Say you're looking at two candy bars in a vending machine. You like both of them, but prefer the one with peanut butter slightly more than the one with just chocolate. You'll usually choose the one with peanut butter, but not always.
"We can use eye tracking to predict when people are going to go against their usual preference," Krajbich said. "When someone spends more time looking at their less-valued but still liked item, it amplifies how appealing it is."
Krajbich conducted the study with Stephanie Smith, a graduate student in psychology at Ohio State. Their results appear online in the journal Psychological Science and will appear in a future print edition.
Another interesting finding was that people tended to make their decisions more quickly when they liked both of their two choices, Krajbich said.
"That is surprising to some scientists. The thought is that the quick decision should come when you're choosing between two items you feel neutral about, because why would you care?" he said.
Instead, people struggle more with the decisions about neutral items and choose quickly between two liked items.
"When both items are good, your attention plays a larger role in your decision and you choose more quickly."
The researchers used data from six eye-tracking studies involving a total of 228 people, some from their lab and some from other researchers.
In the Krajbich lab, most of the eye-tracking studies involved food choices. Participants start these studies by rating how much they would like to eat over 100 different foods. Then the researchers present participants with pairs of the foods on a computer screen and ask them which one they prefer at that moment. Eye-trackers measure what they look at before they make their choice. At the end of the study, participants actually receive one of the foods they chose.
"What we find is that how long they look at items is not correlated with their ratings—so it is not the case that they are simply looking more at items they rated higher," Krajbich said.
"But we found that the amount of attention participants give does predict which food they are going to choose, above and beyond their ratings."

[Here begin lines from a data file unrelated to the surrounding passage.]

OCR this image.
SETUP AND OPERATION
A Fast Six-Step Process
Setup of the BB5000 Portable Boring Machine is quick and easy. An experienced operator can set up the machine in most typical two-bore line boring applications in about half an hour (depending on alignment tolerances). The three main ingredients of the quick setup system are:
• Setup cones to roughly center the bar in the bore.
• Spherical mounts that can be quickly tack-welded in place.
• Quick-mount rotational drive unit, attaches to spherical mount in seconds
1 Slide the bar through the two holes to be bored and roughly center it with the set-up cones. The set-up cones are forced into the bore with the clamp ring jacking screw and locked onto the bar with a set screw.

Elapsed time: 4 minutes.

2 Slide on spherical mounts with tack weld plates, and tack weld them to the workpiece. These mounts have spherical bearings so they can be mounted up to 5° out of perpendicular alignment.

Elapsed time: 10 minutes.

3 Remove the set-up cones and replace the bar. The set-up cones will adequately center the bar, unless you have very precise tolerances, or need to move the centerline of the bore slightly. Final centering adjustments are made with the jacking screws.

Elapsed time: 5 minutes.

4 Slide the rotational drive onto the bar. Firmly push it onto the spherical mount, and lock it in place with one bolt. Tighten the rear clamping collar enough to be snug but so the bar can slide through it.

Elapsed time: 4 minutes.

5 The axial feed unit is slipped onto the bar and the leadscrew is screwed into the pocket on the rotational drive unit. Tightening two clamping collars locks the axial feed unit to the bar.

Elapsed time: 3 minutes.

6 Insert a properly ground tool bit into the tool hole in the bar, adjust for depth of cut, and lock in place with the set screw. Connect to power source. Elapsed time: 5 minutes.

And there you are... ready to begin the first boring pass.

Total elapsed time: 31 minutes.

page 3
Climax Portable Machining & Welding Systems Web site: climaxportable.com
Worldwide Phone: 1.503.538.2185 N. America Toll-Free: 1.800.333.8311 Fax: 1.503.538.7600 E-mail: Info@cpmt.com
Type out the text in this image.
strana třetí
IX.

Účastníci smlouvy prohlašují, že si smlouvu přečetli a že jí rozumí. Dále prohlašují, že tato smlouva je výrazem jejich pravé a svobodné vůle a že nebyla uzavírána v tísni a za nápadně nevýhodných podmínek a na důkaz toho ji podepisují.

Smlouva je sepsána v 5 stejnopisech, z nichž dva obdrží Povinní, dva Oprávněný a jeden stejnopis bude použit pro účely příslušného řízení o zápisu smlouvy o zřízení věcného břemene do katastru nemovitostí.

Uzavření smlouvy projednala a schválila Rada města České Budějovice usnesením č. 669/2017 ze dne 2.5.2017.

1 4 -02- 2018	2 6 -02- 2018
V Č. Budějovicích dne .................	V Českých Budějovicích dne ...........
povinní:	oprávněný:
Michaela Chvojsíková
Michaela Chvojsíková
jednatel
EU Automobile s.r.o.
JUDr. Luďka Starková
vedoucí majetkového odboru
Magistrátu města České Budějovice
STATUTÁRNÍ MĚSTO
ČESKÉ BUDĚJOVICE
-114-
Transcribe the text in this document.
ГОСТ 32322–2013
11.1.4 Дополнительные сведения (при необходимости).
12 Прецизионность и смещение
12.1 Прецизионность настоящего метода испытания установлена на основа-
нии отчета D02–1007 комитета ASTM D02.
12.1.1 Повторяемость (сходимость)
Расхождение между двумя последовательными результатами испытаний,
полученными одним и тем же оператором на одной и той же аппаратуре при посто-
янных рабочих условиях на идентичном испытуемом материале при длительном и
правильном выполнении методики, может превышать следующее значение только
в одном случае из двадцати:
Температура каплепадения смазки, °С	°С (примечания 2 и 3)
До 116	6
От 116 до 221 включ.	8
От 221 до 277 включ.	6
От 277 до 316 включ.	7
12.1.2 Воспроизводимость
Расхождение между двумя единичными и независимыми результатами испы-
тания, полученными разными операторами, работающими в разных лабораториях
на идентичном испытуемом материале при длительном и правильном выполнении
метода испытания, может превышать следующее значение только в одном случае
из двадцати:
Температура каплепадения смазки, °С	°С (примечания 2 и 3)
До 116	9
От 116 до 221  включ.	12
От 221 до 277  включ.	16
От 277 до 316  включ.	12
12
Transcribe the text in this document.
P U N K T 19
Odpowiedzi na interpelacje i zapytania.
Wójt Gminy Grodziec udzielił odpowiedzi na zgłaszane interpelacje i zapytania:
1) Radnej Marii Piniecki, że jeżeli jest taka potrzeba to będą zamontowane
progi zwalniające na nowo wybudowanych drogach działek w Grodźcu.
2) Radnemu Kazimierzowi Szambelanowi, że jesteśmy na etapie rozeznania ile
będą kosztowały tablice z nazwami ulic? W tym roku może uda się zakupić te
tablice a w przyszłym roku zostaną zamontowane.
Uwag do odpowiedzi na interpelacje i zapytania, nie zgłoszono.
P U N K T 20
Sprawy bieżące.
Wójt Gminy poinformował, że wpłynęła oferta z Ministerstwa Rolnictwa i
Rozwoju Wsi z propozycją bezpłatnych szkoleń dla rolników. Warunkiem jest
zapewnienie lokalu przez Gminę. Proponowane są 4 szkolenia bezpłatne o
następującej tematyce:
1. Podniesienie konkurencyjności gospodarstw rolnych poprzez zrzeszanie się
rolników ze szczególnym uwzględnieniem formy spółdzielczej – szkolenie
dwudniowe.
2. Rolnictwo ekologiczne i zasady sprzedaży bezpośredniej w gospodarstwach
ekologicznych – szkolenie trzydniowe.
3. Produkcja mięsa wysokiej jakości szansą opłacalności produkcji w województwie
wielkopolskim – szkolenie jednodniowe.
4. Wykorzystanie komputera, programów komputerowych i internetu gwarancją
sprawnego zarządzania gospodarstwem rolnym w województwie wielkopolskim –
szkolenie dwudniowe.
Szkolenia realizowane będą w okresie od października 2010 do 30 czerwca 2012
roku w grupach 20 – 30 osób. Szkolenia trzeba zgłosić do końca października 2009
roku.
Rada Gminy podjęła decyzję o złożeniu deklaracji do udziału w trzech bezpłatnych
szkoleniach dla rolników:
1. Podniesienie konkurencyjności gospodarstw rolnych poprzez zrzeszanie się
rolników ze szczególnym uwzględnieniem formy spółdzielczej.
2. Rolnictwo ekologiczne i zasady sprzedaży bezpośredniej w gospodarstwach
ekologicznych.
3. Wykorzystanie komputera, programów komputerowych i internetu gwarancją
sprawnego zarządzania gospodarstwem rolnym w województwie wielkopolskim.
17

These results suggest that product marketing will have the biggest effect on items you already like, he said. If you're looking at two brands of an item you like at a store, the package that grabs and holds your attention will probably have an edge when you're deciding which to buy.
Marketing can actually backfire when you're forced to buy a product you don't like.
"An older paper shows that if you have to choose from two disliked items, the item that gets more attention is less likely to be chosen," Krajbich said.
Overall, this new study shows that the link between attention and choice is more complex than previously believed, he said.
"More attention doesn't always translate into us choosing a particular item."